Ce phénomène est cependant moins marqué dans l’élevage que dans les grandes cultures, les fruits et les légumes.

Comment se portent la production et l’élevage biologiques dans la région de l’Est ontarien ?

Bien. Il faut dire que la région est un mixte de petites et de grandes entreprises agricoles, donc des productions artisanales, c’est-à-dire de basses-cours, et des productions commerciales. Le nombre de marchés de producteurs extérieurs est en croissance autour d’Ottawa et bon nombre des kiosques sont biologiques, donc je suis bien content de constater cela.

D’ailleurs la production d’œufs bio a crû grâce à la présence de deux gros producteurs, et la production de lait se porte bien. Je constate l’absence de producteurs commerciaux de poulets bio, mais le changement de réglementation des Chicken Farmers of Ontario a favorisé la production artisanale de volailles.

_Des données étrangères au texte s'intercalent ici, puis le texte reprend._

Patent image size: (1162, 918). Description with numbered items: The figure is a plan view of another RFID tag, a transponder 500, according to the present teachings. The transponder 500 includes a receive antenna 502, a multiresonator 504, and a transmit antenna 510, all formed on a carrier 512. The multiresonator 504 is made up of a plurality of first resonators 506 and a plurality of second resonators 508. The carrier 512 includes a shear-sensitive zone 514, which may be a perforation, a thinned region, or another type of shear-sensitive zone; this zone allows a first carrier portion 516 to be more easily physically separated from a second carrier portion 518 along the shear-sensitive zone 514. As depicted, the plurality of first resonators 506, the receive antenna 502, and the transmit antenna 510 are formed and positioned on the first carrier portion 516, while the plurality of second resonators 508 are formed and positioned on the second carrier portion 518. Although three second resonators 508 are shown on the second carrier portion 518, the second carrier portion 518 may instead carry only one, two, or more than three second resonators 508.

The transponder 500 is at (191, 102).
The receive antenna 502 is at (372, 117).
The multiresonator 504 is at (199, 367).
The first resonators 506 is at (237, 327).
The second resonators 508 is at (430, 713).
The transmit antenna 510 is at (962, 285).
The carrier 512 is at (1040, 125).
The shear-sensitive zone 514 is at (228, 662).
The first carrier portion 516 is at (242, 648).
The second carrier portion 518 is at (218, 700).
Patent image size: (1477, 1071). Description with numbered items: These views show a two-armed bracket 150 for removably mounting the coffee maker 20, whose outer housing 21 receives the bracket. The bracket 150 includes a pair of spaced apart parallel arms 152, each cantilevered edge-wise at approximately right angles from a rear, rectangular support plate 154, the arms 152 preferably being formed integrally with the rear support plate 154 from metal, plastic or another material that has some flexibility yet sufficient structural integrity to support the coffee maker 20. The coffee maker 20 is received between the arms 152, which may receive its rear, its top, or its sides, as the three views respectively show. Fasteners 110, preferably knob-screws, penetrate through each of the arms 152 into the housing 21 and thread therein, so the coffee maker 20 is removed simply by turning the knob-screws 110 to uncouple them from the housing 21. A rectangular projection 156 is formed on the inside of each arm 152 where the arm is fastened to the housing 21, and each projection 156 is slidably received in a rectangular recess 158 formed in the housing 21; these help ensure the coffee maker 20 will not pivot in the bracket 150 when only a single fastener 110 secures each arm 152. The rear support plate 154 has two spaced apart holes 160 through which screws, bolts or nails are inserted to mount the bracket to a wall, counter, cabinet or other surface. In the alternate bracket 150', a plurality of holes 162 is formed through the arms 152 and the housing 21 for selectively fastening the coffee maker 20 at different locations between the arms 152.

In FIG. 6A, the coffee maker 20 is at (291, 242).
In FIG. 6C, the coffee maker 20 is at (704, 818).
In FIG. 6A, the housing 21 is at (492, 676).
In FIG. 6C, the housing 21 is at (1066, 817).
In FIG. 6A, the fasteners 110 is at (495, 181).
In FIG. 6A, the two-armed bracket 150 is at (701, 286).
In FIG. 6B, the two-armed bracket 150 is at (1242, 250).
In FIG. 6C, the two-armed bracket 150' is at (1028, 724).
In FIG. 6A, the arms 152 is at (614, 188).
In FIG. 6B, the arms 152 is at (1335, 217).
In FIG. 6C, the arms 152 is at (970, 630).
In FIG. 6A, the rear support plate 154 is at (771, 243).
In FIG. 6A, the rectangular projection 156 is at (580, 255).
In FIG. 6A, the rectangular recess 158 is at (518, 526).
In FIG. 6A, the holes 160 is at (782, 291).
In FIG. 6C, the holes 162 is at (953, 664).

En ce qui concerne les grandes cultures, il manque cependant de volume. Homestead Organic était l’acheteur principal de grain bio dans l’Est ontarien, mais mon marché dépassait l’offre et j’étais contraint à en importer du Québec, de l’Ontario, des Maritimes et de l’extérieur du Canada pour combler les besoins régionaux.

Qu’est-ce qui explique que les producteurs de grandes cultures ne se convertissent pas au bio alors qu’il y a une forte demande ?

De façon générale, la production biologique est risquée. Il n’y a pas d’appui formel ou de formation en expertise financière, contrairement au Québec où la structure est complètement différente. Malheureusement le gouvernement de l’Ontario n’investit pas dans la promotion et l’éducation [auprès des producteurs]. Et c’est dommage parce que le marché est disponible. Donc face aux risques, à une possible baisse de la production et à la transition de trois ans durant laquelle le producteur ne peut pas profiter des prix [plus avantageux] du biologique, cela fait peur aux gens. Et il faut dire que la production conventionnelle est rentable et tant que ce sera le cas, les producteurs n’auront pas d’incitatif à faire la transition, à moins d’avoir une conviction personnelle en faveur du biologique.

Est-ce justement ce qui motivait ta persévérance ?

Effectivement, les pionniers du secteur bio, dont mon père et moi faisons partie, sont là en raison de valeurs personnelles, pour l’économie locale, pour la réduction des intrants agricoles, et des valeurs écologiques.

De quoi es-tu le plus fier de ce que tu as réalisé pendant ta carrière ?

Quand j’ai pris la relève de mon père en 1997, j’avais établi comme mission d’entreprise de développer et de servir l’agriculture biologique. Bon nombre de producteurs et de transformateurs dans la région ont vu le jour grâce à nos efforts et on se distinguait de nos compétiteurs par cette mission et nous en sommes fiers. Malheureusement, ça ne suffisait pas à payer toutes les factures.